Many Olympic boxing champions have gone on to become household names - Muhammad Ali, Sugar Ray Leonard and Anthony Joshua to name a few - and this year’s Games is likely to produce another bumper crop.
​Cheavon Clarke, 30, was born in Jamaica but switched his allegiance to Team GB a few years ago.
He quit the sport for a while and became a lorry driver but is now totally focused on reaching the top of the sport.
Clarke, a heavyweight, said recently: "I don't care about nothing else.
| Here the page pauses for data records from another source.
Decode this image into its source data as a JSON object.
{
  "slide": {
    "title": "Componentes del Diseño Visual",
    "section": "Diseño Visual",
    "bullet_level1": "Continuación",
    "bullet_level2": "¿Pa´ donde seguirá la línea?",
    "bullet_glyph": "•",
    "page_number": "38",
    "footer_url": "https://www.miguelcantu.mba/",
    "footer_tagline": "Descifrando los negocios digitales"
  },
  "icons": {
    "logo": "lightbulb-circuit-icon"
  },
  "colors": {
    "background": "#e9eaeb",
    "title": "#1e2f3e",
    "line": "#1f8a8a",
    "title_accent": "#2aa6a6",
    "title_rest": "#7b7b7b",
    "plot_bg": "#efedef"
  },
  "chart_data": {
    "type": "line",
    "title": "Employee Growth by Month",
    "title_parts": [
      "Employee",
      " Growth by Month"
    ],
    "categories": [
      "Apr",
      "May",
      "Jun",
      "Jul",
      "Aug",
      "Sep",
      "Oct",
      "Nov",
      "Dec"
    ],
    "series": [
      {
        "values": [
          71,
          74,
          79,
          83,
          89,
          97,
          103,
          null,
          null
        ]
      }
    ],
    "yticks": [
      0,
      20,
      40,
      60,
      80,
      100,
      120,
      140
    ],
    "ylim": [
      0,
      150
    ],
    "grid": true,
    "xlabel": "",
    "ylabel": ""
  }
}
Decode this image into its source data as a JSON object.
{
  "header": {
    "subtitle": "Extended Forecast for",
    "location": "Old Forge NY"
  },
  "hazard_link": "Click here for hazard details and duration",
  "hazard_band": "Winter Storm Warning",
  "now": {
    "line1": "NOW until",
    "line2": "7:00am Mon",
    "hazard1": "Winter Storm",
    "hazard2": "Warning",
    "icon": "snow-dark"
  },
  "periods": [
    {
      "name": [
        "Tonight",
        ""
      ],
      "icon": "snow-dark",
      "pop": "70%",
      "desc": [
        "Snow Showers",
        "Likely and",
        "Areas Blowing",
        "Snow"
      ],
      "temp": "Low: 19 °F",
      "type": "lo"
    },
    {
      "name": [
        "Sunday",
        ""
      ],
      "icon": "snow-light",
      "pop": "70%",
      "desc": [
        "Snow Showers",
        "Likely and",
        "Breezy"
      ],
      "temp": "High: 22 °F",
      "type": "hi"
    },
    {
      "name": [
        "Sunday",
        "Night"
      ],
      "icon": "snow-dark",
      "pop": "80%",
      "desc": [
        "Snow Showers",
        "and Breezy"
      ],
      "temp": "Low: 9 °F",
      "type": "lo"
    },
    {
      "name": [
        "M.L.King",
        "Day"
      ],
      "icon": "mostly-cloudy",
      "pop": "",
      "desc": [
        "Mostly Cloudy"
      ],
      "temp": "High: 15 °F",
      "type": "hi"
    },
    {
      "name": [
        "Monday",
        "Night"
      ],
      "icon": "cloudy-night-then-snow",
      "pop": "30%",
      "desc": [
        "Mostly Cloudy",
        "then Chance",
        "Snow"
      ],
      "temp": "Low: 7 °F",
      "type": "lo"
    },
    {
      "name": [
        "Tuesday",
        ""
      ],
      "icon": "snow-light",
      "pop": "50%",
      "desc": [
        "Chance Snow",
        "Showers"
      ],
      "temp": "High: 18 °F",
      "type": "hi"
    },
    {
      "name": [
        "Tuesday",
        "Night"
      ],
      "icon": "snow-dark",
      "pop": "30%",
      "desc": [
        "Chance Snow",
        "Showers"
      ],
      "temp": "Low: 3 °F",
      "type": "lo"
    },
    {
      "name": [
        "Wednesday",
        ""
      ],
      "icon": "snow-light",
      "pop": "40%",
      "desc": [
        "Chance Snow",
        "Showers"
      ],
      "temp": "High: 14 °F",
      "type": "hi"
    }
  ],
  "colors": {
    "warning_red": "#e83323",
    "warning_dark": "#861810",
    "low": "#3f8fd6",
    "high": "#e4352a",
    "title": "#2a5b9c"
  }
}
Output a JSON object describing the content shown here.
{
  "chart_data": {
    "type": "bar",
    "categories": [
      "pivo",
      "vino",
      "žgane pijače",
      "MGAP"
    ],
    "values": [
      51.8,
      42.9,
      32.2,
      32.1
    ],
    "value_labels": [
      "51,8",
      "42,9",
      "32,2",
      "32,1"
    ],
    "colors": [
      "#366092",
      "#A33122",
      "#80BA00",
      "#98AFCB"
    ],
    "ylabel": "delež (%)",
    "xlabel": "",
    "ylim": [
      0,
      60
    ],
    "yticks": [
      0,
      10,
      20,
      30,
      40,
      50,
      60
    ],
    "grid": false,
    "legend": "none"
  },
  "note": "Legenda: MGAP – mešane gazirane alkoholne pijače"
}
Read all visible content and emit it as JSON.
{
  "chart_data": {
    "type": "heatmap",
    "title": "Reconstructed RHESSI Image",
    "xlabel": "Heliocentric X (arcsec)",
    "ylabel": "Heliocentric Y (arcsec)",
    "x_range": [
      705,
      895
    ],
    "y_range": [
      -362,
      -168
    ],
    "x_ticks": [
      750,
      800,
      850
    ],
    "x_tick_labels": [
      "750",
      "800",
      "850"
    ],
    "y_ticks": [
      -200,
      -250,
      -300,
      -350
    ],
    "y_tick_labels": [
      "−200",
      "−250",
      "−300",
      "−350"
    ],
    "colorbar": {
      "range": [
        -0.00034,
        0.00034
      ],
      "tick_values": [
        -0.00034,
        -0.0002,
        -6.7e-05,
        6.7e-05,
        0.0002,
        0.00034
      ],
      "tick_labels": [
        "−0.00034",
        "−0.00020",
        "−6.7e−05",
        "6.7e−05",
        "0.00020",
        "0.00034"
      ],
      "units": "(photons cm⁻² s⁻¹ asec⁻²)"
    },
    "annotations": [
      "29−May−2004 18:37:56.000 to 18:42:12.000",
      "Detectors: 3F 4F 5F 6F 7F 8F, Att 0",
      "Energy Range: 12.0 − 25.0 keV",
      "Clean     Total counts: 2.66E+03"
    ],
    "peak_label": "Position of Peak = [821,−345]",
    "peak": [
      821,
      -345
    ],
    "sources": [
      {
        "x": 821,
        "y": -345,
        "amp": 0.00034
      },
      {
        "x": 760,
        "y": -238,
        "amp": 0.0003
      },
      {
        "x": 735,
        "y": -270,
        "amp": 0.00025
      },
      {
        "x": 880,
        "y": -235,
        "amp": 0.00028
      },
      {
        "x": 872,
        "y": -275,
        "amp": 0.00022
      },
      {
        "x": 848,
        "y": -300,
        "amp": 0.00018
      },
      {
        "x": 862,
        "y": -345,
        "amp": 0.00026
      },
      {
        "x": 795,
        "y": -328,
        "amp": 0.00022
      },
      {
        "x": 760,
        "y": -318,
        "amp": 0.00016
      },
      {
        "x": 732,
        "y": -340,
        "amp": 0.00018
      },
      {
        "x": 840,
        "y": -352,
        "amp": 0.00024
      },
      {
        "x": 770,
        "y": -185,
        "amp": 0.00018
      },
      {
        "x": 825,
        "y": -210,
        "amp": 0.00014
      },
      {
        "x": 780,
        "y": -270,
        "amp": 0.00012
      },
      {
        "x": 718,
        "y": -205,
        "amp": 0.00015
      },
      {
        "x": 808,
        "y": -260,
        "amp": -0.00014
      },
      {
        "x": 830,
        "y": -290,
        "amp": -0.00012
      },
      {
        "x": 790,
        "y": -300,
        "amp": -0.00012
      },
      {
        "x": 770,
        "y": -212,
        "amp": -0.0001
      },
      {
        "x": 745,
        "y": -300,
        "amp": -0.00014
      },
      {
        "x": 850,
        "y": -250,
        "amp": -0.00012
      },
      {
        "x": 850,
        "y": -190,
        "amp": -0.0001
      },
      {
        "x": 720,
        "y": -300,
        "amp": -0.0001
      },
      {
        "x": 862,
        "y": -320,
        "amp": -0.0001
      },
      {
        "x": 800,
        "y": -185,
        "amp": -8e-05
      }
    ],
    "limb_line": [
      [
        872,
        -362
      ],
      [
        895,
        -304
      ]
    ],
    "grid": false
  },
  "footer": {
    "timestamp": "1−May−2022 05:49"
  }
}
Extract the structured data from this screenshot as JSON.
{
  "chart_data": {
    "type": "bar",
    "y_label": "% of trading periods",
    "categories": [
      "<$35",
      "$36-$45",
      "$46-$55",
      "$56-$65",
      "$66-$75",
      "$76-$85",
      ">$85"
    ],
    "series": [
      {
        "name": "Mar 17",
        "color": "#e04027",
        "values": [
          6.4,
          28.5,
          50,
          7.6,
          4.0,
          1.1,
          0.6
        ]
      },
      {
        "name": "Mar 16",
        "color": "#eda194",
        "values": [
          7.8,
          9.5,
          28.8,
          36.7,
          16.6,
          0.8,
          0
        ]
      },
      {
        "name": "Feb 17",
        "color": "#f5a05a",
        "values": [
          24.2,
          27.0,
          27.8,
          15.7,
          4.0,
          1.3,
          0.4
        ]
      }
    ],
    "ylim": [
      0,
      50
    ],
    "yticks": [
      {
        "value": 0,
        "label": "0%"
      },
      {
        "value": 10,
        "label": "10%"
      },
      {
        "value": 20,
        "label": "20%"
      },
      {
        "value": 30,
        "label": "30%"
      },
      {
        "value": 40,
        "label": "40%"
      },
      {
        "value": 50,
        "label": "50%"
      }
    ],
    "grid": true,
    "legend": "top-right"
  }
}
They could offer me a million pounds - nope, Olympic medal."
Clarke is hoping for silver or bronze but it is hard to see past Cuba’s Julio Cesar La Cruz for the gold.

Caeleb Dressel 

In the pool Caeleb Dressel, 24, has come on leaps and bounds since Rio and is hoping to win the gold medal.
He finished sixth in the 100 metre freestyle but he was only a teenager then and his body has developed into a swimming machine.
Dressel won seven gold medals at the 2017 world championships in Budapest and six golds in South Korea two years later.
This year he is hoping to win to win a bunch of golds and to emulate his hero, Michael Phelps, who won eight golds in Beijing in 2008.

Naomi Osaka

Few people watch the Olympic Games for the tennis but this year might be different.
© REUTERS / CHRISTIAN HARTMANN Japan's Naomi Osaka reacts during her first round match against Romania's Patricia Maria Tig
 Japan's Naomi Osaka reacts during her first round match against Romania's Patricia Maria Tig - Sputnik International, 1920, 07.09.2021
Japan's Naomi Osaka reacts during her first round match against Romania's Patricia Maria Tig
Not only is Novak Djokovic competing in the men’s event but Naomi Osaka is coming out of her self-imposed isolation to try and win gold in front of her adoring fans.
Osaka, 23, recently told Business Insider: “It would honestly mean the world to me to bring home a gold in Japan. I want to inspire the girls out there watching right now. The ones that some people think are too different. Too quiet. Too something.”
Osaka's mother is Japanese and her father is Haitian-American.